Don’t answer that right now. Give it a few days, at least, because right now it makes a great deal of emotional sense to say yes, yes, it’s worth it. Anything to stop something like this happening again. To save one child. To keep hundreds more from being traumatised for life just because they went to a pop concert with their friends. I suspect that today, tucked away in the collective psyche of a great many otherwise tolerant and decent people, is a furious, frightened voice yelling – sure, let’s do it. Let’s shut the borders and build the camps. It might not be nice, it might not even be right, but these evil dickheads are killing kids, so frankly, fuck the Geneva convention.
That furious, frightened instinct needs to be named so we can deal with it like adults. The anger and the fear here are real and legitimate, even though a great many bad actors are exploiting them to further racist, xenophobic agendas. It’s alright to be frightened and furious. It’s not alright to let those emotions dictate public policy. Today, with the faces of murdered little girls all over the news, is not a day to ask anyone what they’re prepared to sacrifice to make sure this never happens again.
Because the truth is that the only way to stop this sort of human monster is to become like them.

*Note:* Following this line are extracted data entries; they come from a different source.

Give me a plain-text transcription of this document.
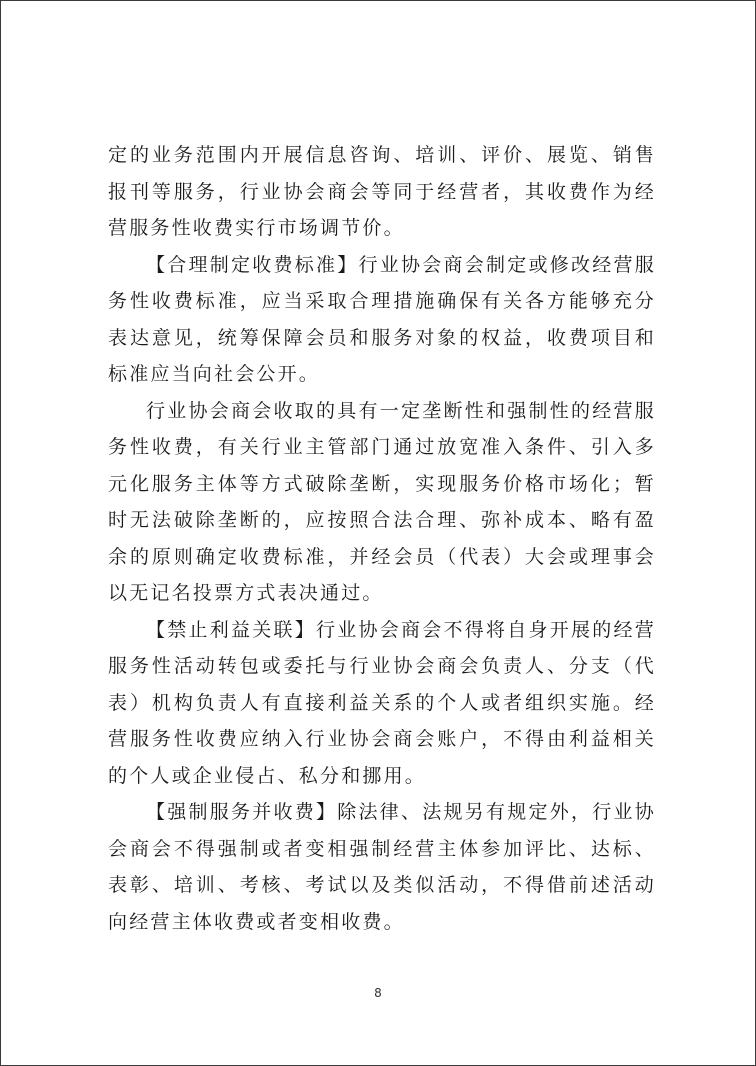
定的业务范围内开展信息咨询、培训、评价、展览、销售报刊等服务，行业协会商会等同于经营者，其收费作为经营服务性收费实行市场调节价。

【合理制定收费标准】行业协会商会制定或修改经营服务性收费标准，应当采取合理措施确保有关各方能够充分表达意见，统筹保障会员和服务对象的权益，收费项目和标准应当向社会公开。

行业协会商会收取的具有一定垄断性和强制性的经营服务性收费，有关行业主管部门通过放宽准入条件、引入多元化服务主体等方式破除垄断，实现服务价格市场化；暂时无法破除垄断的，应按照合法合理、弥补成本、略有盈余的原则确定收费标准，并经会员（代表）大会或理事会以无记名投票方式表决通过。

【禁止利益关联】行业协会商会不得将自身开展的经营服务性活动转包或委托与行业协会商会负责人、分支（代表）机构负责人有直接利益关系的个人或者组织实施。经营服务性收费应纳入行业协会商会账户，不得由利益相关的个人或企业侵占、私分和挪用。

【强制服务并收费】除法律、法规另有规定外，行业协会商会不得强制或者变相强制经营主体参加评比、达标、表彰、培训、考核、考试以及类似活动，不得借前述活动向经营主体收费或者变相收费。

8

The only way to be sure that no swivel-eyed extremist who hates life, and liberty and raw youthful joy so much that he’s prepared to blow up a pop concert full of teenagers can never do that again is to acquiesce to the sort of state apparatus that is anathema to joy and liberty and life, the sort of state apparatus that no child should grow up with.
This is why platitudes about ‘unity’, about ‘not letting hate win’, about keeping it together and trying not to let our worst instincts take over, are not, in fact, platitudes at all. They are not banal. They are not hollow. It takes enormous strength of character, at a time like this, not to give in to fear and rage and the rationale of revenge. The people of Manchester are showing that strength in the wake of one of the most horrific mass murders this tense and divided nation has ever seen. We owe it to them, to the victims of this attack, and to their families not to sully their memories by surrendering to the logic of intolerance.

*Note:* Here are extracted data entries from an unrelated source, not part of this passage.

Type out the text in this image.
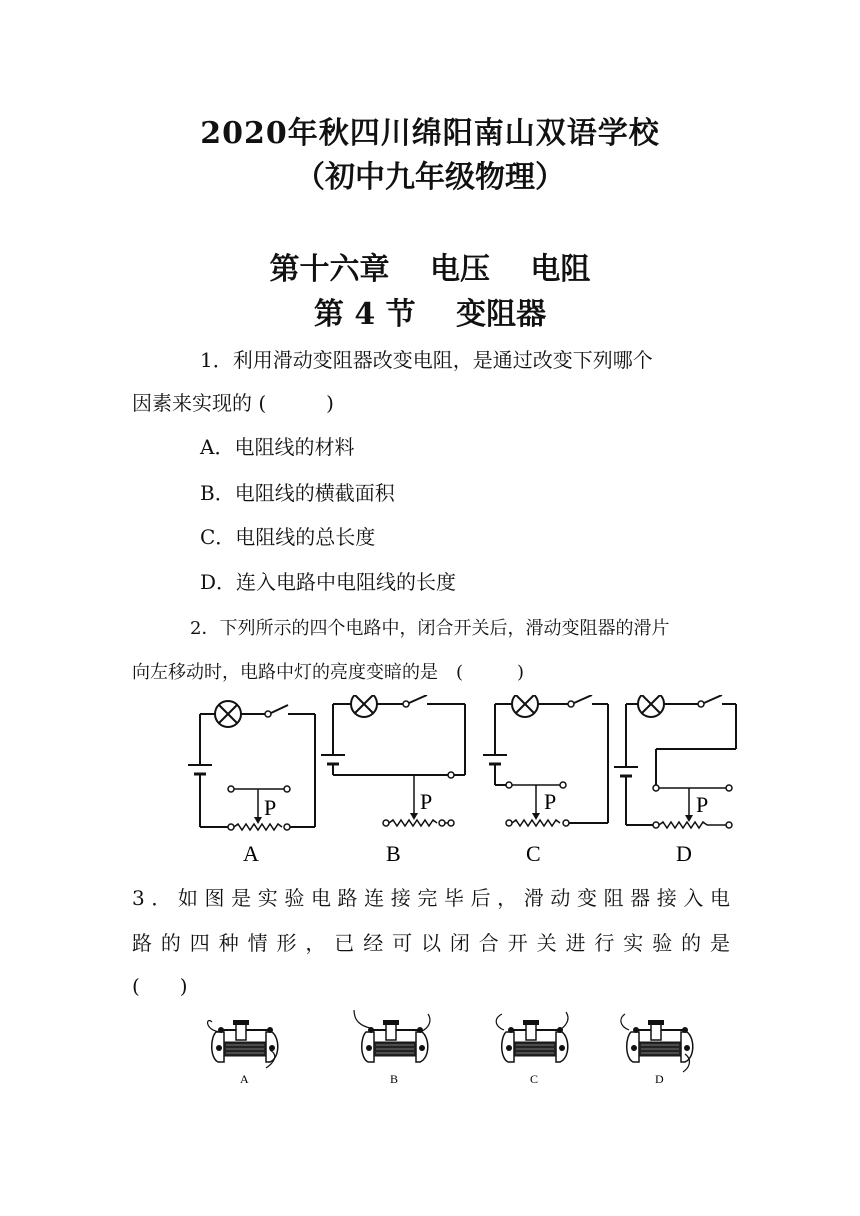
2020年秋四川绵阳南山双语学校
（初中九年级物理）
第十六章　 电压　 电阻
第 4 节　 变阻器
1．利用滑动变阻器改变电阻，是通过改变下列哪个
因素来实现的 (　　　)
A．电阻线的材料
B．电阻线的横截面积
C．电阻线的总长度
D．连入电路中电阻线的长度
2．下列所示的四个电路中，闭合开关后，滑动变阻器的滑片
向左移动时，电路中灯的亮度变暗的是　(　　　)
P
A
P
B
P
C
P
D
3．如图是实验电路连接完毕后，滑动变阻器接入电
路的四种情形，已经可以闭合开关进行实验的是
(　　)
A	B	C	D
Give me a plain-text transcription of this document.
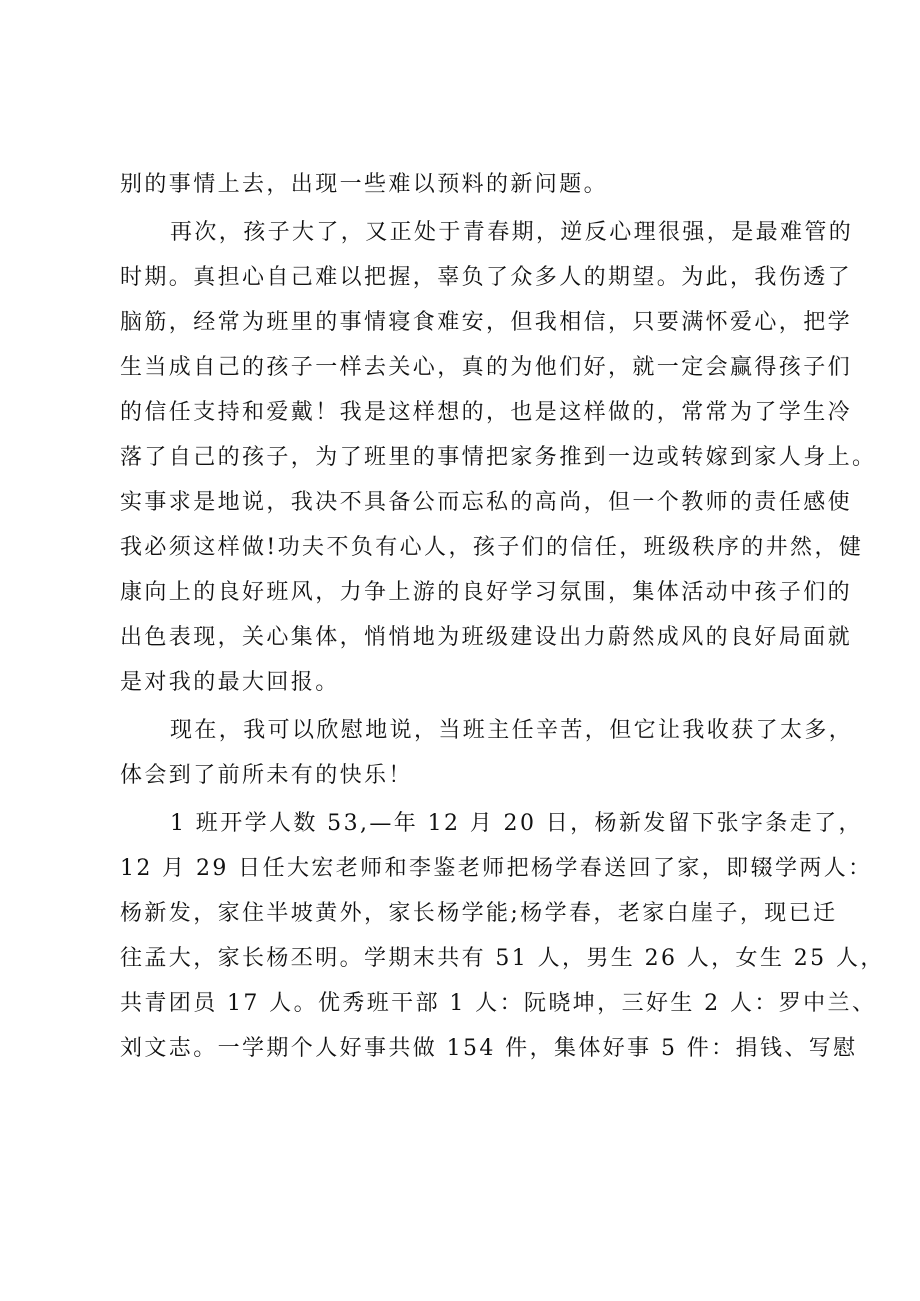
别的事情上去，出现一些难以预料的新问题。
再次，孩子大了，又正处于青春期，逆反心理很强，是最难管的
时期。真担心自己难以把握，辜负了众多人的期望。为此，我伤透了
脑筋，经常为班里的事情寝食难安，但我相信，只要满怀爱心，把学
生当成自己的孩子一样去关心，真的为他们好，就一定会赢得孩子们
的信任支持和爱戴！我是这样想的，也是这样做的，常常为了学生冷
落了自己的孩子，为了班里的事情把家务推到一边或转嫁到家人身上。
实事求是地说，我决不具备公而忘私的高尚，但一个教师的责任感使
我必须这样做!功夫不负有心人，孩子们的信任，班级秩序的井然，健
康向上的良好班风，力争上游的良好学习氛围，集体活动中孩子们的
出色表现，关心集体，悄悄地为班级建设出力蔚然成风的良好局面就
是对我的最大回报。
现在，我可以欣慰地说，当班主任辛苦，但它让我收获了太多，
体会到了前所未有的快乐！
1 班开学人数 53,—年 12 月 20 日，杨新发留下张字条走了，
12 月 29 日任大宏老师和李鉴老师把杨学春送回了家，即辍学两人：
杨新发，家住半坡黄外，家长杨学能;杨学春，老家白崖子，现已迁
往孟大，家长杨丕明。学期末共有 51 人，男生 26 人，女生 25 人，
共青团员 17 人。优秀班干部 1 人：阮晓坤，三好生 2 人：罗中兰、
刘文志。一学期个人好事共做 154 件，集体好事 5 件：捐钱、写慰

It is at moments like this when a community proves its character. It is at times like this that it is more, not less essential to refuse racist and fascist ideas. Tolerance is not passivity. Kindness is not weakness. It is not cowardly to stay with our anger and our grief and refuse to let those emotions sway our commitment to human dignity, or to look dreadful vengeance in the face and refuse it. It is strength. It is strength more profound and more human than fundamentalists of any faction can comprehend, and if we hang on to that strength, they will never, ever win.